The 2-disc set, to be released in late May, will be packaged with a 72 page booklet and will feature songs by The Carter Family, Dock Boggs, Merle Travis, Carter Stanley, Tom T. Hall, Hazel Dickens, Dwight Yoakam, Darrell Scott, Blue Highway, Robin & Linda Williams, Ron Short, Dale Jett, Natalie Merchant and many others.

January, 2007
AJ's New Record, 'Revelation' has reached number 1 on the Euro-Americana Chart, number 5 on the Freeform American Roots (FAR) Chart, and number 8 on the Americana & Roots Top 13 (based on airplay and sales) for the last month of 2006!

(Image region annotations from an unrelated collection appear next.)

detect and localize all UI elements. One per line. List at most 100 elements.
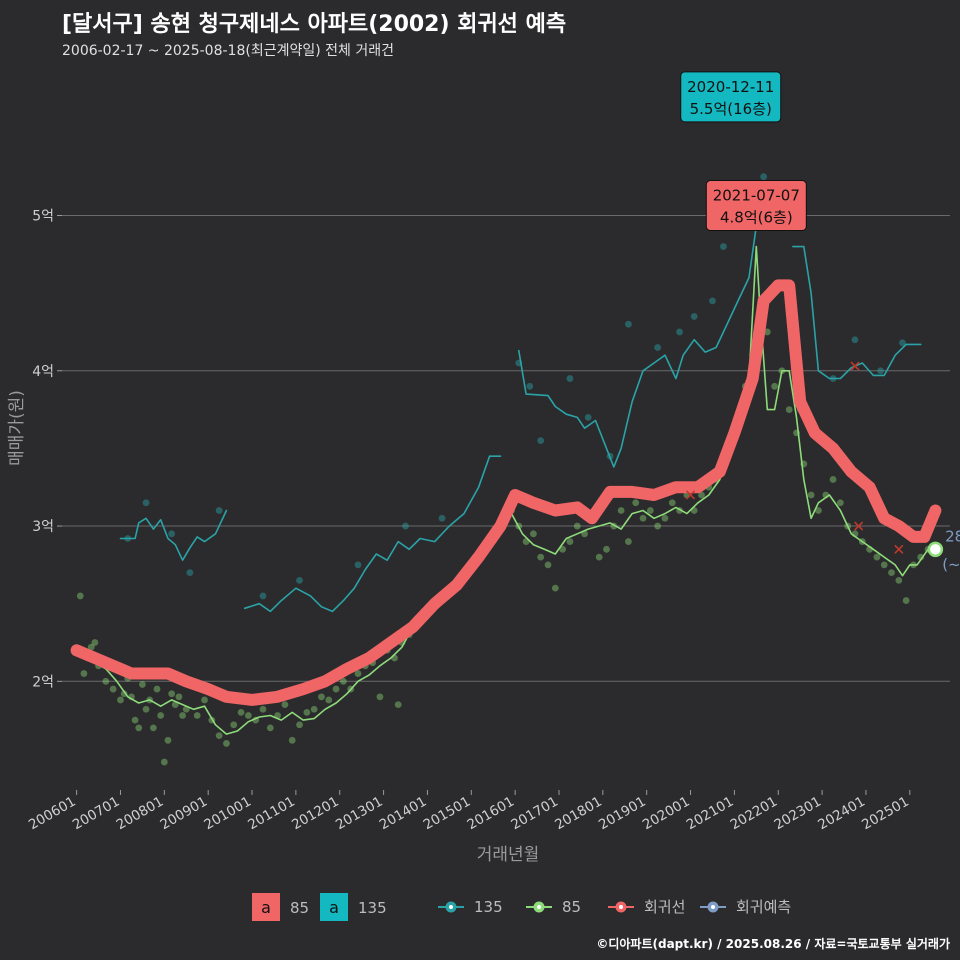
y-tick-label: 5억 <box>32 209 54 225</box>
point-135 <box>899 339 906 347</box>
point-85 <box>117 696 124 704</box>
cross-stroke <box>850 361 860 371</box>
point-85 <box>668 499 676 507</box>
footer-credit: ©디아파트(dapt.kr) / 2025.08.26 / 자료=국토교통부 실… <box>596 937 950 951</box>
x-tick-label: 200701 <box>70 794 123 834</box>
cross-stroke <box>894 544 904 554</box>
point-85 <box>102 677 110 685</box>
point-85 <box>559 545 567 553</box>
point-85 <box>153 685 161 693</box>
legend-dot-center-fc <box>711 905 715 909</box>
point-85 <box>888 569 895 577</box>
legend-label-85: 85 <box>562 898 581 916</box>
point-135 <box>296 576 303 584</box>
page-title: [달서구] 송현 청구제네스 아파트(2002) 회귀선 예측 <box>62 12 567 37</box>
point-135 <box>259 592 267 600</box>
point-85 <box>164 736 172 744</box>
point-135 <box>537 437 545 445</box>
point-135 <box>851 336 859 344</box>
point-135 <box>709 297 716 305</box>
point-135 <box>720 243 727 250</box>
point-85 <box>829 476 837 483</box>
point-85 <box>288 736 296 744</box>
point-85 <box>215 732 223 740</box>
legend-dot-center-reg <box>619 905 623 909</box>
legend-glyph-85: a <box>261 898 271 917</box>
point-85 <box>394 701 402 709</box>
legend: a 85 a 135 135 85 회귀선 회귀예측 <box>252 893 791 921</box>
point-85 <box>807 491 815 499</box>
point-85 <box>530 530 537 538</box>
x-tick-label: 202101 <box>684 794 737 834</box>
point-85 <box>193 712 201 719</box>
point-135 <box>676 328 683 336</box>
y-axis-label: 매매가(원) <box>7 390 27 466</box>
cross-stroke <box>685 490 696 500</box>
point-85 <box>91 639 99 646</box>
point-135 <box>566 375 574 382</box>
series-lines <box>70 191 942 735</box>
y-tick-label: 2억 <box>32 674 54 690</box>
cross-markers <box>685 361 904 554</box>
point-85 <box>763 328 771 336</box>
point-85 <box>646 507 654 514</box>
x-tick-label: 202001 <box>640 794 693 834</box>
x-tick-label: 201601 <box>464 794 517 834</box>
point-135 <box>690 313 698 320</box>
legend-swatch-85 <box>252 893 280 921</box>
point-85 <box>785 406 793 413</box>
point-135 <box>625 320 632 328</box>
point-85 <box>138 681 146 688</box>
series-135-line <box>518 191 783 468</box>
point-85 <box>168 690 176 698</box>
point-135 <box>877 367 884 375</box>
point-85 <box>595 553 603 561</box>
point-85 <box>325 696 333 704</box>
point-85 <box>603 545 610 553</box>
point-85 <box>131 716 139 724</box>
point-85 <box>120 690 128 698</box>
annotation-price-85: 4.8억(6층) <box>720 209 793 227</box>
point-135 <box>354 561 362 569</box>
legend-dot-center-135 <box>449 905 453 909</box>
page-subtitle: 2006-02-17 ~ 2025-08-18(최근계약일) 전체 거래건 <box>62 43 394 59</box>
point-85 <box>632 499 640 507</box>
point-85 <box>175 693 183 701</box>
y-tick-label: 4억 <box>32 364 54 380</box>
point-85 <box>873 553 881 561</box>
regression-line <box>70 279 942 706</box>
x-tick-label: 202301 <box>771 794 824 834</box>
point-85 <box>654 522 662 530</box>
series-135-line <box>792 245 922 380</box>
point-85 <box>617 507 625 514</box>
forecast-point <box>927 541 944 558</box>
point-85 <box>109 685 117 693</box>
point-135 <box>526 382 534 390</box>
point-135 <box>760 173 768 181</box>
point-85 <box>80 670 88 677</box>
annotation-date-135: 2020-12-11 <box>687 78 774 96</box>
x-tick-label: 200601 <box>26 794 79 834</box>
y-tick-label: 3억 <box>32 519 54 535</box>
point-85 <box>179 712 186 719</box>
x-tick-label: 200901 <box>158 794 211 834</box>
point-85 <box>142 705 150 713</box>
point-85 <box>544 561 552 569</box>
point-135 <box>584 413 592 421</box>
point-85 <box>376 693 384 701</box>
x-tick-label: 201001 <box>201 794 254 834</box>
grid-lines <box>62 215 950 682</box>
x-tick-label: 201701 <box>508 794 561 834</box>
x-axis-label: 거래년월 <box>477 845 540 865</box>
forecast-value-label: 28,500 <box>945 527 960 545</box>
point-85 <box>573 522 581 530</box>
x-tick-label: 201801 <box>552 794 605 834</box>
point-85 <box>625 538 632 545</box>
point-85 <box>223 740 230 747</box>
series-135-line <box>243 455 502 613</box>
point-85 <box>771 382 778 390</box>
series-85-line <box>83 245 929 735</box>
legend-label-85: 85 <box>290 899 309 917</box>
series-135-line <box>119 509 228 561</box>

In August of 2003, AJ Roach released his debut full-length album, 'Dogwood Winter' on his own New Folkstar Records label. The response to 'Dogwood Winter' over the next three years – from hardened critics and music lovers alike – would be overwhelming. The record would prompt eminent songwriter, Tom T. Hall to declare AJ “a true poet”, and to cite one of the songs on ‘Dogwood Winter’ (Hard Bein’ Right) as his “new theme song”.